Domagoj Duvnjak, Ilija Brozovic, Ivan Cupic, Manuel Strlek, Ivan Sliskovic, Igor Karacic - um nur ein paar Namen zu nennen - genügen höchsten Ansprüchen.

Ein Problem könnten die Kroaten derweil im Tor haben. Erstmals seit langer Zeit ist Marko Alilovic nicht mehr dabei, ob Ivan Pesic und Ivan Stevanovic als überragender Rückhalt fungieren können, bleibt abzuwarten.

2. Dänemark

Aus im Viertelfinale bei der WM in Katar, Aus in der Hauptrunde bei der EM in Polen: Nationaltrainer Gudmundur Gudmundsson und seine Dänen stehen am Zuckerhut unter Zugzwang. Qualität im Kader gibt es natürlich genug, um die erste Olympia-Medaille für Dänemark im Handball zu gewinnen.

Mit Niklas Landin (Kiel) und Jannick Green (Magdeburg) bildet ein HBL-Duo das Torhütergespann. Ob auf den Außenpositionen, am Kreis oder im Rückraum mit Superstar Mikkel Hansen - die Dänen sind auf allen Positionen erstklassig besetzt. So gut, dass Hans Lindberg sogar nur als Ersatz mit nach Brasilien reist.

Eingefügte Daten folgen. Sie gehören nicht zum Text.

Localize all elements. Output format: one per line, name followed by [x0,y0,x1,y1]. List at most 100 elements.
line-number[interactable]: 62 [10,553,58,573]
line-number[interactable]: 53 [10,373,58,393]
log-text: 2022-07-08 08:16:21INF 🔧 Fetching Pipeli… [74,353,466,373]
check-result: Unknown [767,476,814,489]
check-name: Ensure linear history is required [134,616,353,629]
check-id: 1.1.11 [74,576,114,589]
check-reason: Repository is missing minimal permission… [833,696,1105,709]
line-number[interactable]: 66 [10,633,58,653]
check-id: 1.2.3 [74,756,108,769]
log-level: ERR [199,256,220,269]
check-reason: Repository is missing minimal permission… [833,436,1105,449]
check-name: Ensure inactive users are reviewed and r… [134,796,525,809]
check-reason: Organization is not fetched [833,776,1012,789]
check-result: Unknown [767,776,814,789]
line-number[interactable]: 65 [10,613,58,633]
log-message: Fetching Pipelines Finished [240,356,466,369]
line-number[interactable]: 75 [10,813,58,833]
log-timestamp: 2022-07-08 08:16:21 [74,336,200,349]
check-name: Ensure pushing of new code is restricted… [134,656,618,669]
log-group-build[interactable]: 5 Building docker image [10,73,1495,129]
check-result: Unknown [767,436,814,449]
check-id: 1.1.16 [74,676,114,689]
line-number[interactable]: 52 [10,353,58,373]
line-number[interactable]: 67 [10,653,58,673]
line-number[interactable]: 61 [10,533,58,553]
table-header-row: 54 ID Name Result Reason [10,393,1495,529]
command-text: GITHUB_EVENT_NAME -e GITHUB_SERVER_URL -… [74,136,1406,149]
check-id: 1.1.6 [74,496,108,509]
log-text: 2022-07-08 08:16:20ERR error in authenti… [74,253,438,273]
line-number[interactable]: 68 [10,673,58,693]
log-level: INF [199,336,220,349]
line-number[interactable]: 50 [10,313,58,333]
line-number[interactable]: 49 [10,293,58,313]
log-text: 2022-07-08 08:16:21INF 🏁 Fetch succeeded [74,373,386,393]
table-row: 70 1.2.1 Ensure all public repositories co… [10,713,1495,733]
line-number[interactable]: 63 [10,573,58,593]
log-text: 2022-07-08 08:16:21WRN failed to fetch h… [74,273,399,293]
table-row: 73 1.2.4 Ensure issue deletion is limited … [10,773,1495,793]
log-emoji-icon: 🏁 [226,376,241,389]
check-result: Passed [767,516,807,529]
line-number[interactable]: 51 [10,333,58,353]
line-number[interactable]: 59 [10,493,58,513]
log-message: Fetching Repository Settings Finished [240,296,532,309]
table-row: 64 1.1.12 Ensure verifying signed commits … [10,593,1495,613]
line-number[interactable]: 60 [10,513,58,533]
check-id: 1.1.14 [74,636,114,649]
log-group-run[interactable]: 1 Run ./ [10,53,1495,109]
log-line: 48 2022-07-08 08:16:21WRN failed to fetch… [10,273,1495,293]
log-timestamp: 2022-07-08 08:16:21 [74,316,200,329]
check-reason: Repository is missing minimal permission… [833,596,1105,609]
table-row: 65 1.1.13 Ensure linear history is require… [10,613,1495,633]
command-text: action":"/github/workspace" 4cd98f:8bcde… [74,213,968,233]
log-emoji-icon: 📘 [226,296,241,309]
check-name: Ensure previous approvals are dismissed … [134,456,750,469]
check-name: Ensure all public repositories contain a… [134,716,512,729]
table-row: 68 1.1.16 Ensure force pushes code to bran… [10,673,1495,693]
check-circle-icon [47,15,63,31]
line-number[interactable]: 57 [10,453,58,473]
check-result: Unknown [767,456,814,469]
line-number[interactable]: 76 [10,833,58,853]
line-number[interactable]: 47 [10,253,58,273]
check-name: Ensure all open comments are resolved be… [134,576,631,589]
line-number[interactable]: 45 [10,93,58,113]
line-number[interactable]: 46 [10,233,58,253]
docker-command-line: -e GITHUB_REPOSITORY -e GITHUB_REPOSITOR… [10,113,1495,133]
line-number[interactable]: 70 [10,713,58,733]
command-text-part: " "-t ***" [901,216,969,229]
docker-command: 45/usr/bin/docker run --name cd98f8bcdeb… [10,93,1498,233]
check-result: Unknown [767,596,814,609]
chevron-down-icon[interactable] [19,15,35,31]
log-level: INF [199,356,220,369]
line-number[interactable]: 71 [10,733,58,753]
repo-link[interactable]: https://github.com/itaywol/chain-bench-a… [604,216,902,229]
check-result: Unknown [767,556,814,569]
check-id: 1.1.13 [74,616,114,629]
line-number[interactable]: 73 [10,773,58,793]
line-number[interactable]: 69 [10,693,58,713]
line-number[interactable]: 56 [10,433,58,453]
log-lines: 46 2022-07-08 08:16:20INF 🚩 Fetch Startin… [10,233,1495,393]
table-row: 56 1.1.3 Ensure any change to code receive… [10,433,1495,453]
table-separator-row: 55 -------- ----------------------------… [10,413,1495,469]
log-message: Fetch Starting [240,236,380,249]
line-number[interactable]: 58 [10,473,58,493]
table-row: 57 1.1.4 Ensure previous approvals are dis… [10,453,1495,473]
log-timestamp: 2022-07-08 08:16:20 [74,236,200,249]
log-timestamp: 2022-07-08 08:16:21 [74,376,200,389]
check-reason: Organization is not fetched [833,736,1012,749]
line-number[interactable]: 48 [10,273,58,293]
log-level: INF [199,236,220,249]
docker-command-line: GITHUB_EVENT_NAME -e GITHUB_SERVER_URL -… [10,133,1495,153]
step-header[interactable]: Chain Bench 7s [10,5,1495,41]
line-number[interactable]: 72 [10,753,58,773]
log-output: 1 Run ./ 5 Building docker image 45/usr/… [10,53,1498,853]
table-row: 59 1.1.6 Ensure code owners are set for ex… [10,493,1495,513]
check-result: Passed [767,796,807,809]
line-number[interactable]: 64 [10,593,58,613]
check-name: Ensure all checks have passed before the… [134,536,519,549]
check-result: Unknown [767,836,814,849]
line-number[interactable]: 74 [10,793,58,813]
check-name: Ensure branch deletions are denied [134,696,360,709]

Es bestehen keine Zweifel: Von der Qualität her sind die Dänen ein heißer Kandidat auf die Goldmedaille. Doch die Konkurrenz ist stark - und in der jüngeren Vergangenheit waren die Nordlichter nicht immer zur Stelle, wenn es um alles ging.

1. Frankreich

Es ist vielleicht langweilig. Aber wie zum Teufel sollte man es begründen, Frankreich nicht auf Platz eins zu setzen? Thierry Omeyer, Nikola Karabatic, Luc Abalo und Daniel Narcisse verkörpern schließlich immer noch absolute Weltklasse. Dazu lief die Vorbereitung nahezu perfekt.

"Ich denke, dass wir eine erfahrene und versierte Mannschaft aufbieten werden", sagte Coach Claude Onesta. Und Narcisse erklärte auf die Vorbereitung angesprochen: "Wir haben gezeigt, dass wir gegen hochklassige Gegner da sind und dass wir Druck auf sie ausüben können."

Der Druck auf die Franzosen wird aber ebenfalls groß sein. In der Heimat wird nichts anderes als der erste Platz erwartet - und das nicht ganz zu Unrecht. Machen wir es also kurz: Gold in Rio führt nur über Frankreich.